Nos clichês a gente pode confiar, e dentro deles, vale destacar a verdade de que nada vale se a pessoa usa a roupa mais cara ou a mais barata, afinal, somos seres humanos iguais e queremos a mesma coisa.
Somos nós que julgamos o que torna alguém interessante pra gente, e dentro disso, todos os costumes são lixo.
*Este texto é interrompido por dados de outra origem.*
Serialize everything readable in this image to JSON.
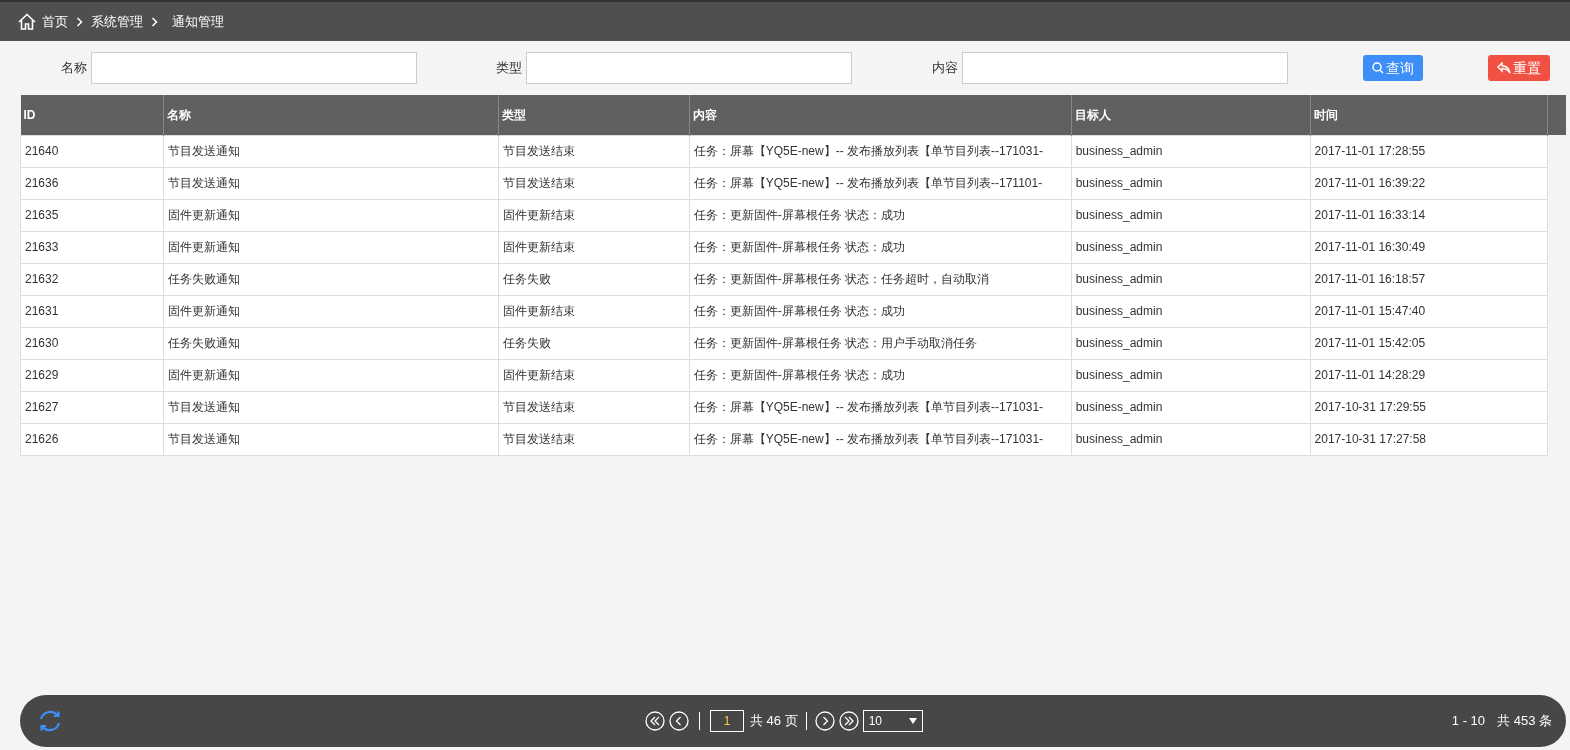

Amor é o coração batendo tão forte que anula a visão.
Aí então, faz sentido que ela seja cego.

Sobre ela,
O fato de por acaso ela não ter o corpo das capas de revista, soltar sem querer um palavrão aqui e outro ali, gostar mais de novelas do que de telejornais ou mais coisas do tipo, não a torna pior que nenhuma outra, e mais, você já se perguntou se realmente pode exigir alguém como imagina? A gente espera demais, mas pouco reconhece. Ela pode não ser alvo de elogios alheios (ser alvo, é vantagem?) por aí ou alguém pra você exibir na internet em busca de repercussão vazia, mas é ela, somente ela que não vai ter nojo na hora de te ajudar com a unha encravada, ela que não se vai importar em voltar pra casa dirigindo depois de você ter tomado uma dose a mais; ela que vai se esforçar em preparar algo no cozinha só pensando na sua reação ao experimentar; ela que vai te pedir pra ficar um pouco mais mesmo sabendo que já é tarde demais.

Sobre ele,
Ele também pode não ter o corpo dos sonhos, pode não ter beleza que suas amigas reconhecerão, pode não conseguir escrever uma ou outra frase de efeito e pode até nem saber muito bem o que é uma frase de efeito, mas é ele, é somente ele que vai guardar um dinheiro pra te dar um presente que imaginou que gostaria; ele que compra roupas novas pra não fazer feio andando ao seu lado no shopping; ele que não vai se importar se a “make” ficar boa ou não, se você fizer escova ou não, se você pintar as unhas ou não, porque ele gosta de quem você é e não exatamente de quem você pode ser.

Quando a gente muda a forma de ver, a gente viver melhor.

Apesar do destino ser incerto, dá pra gente fazer uma ou outra coisa pra garantir que ele seja certamente melhor.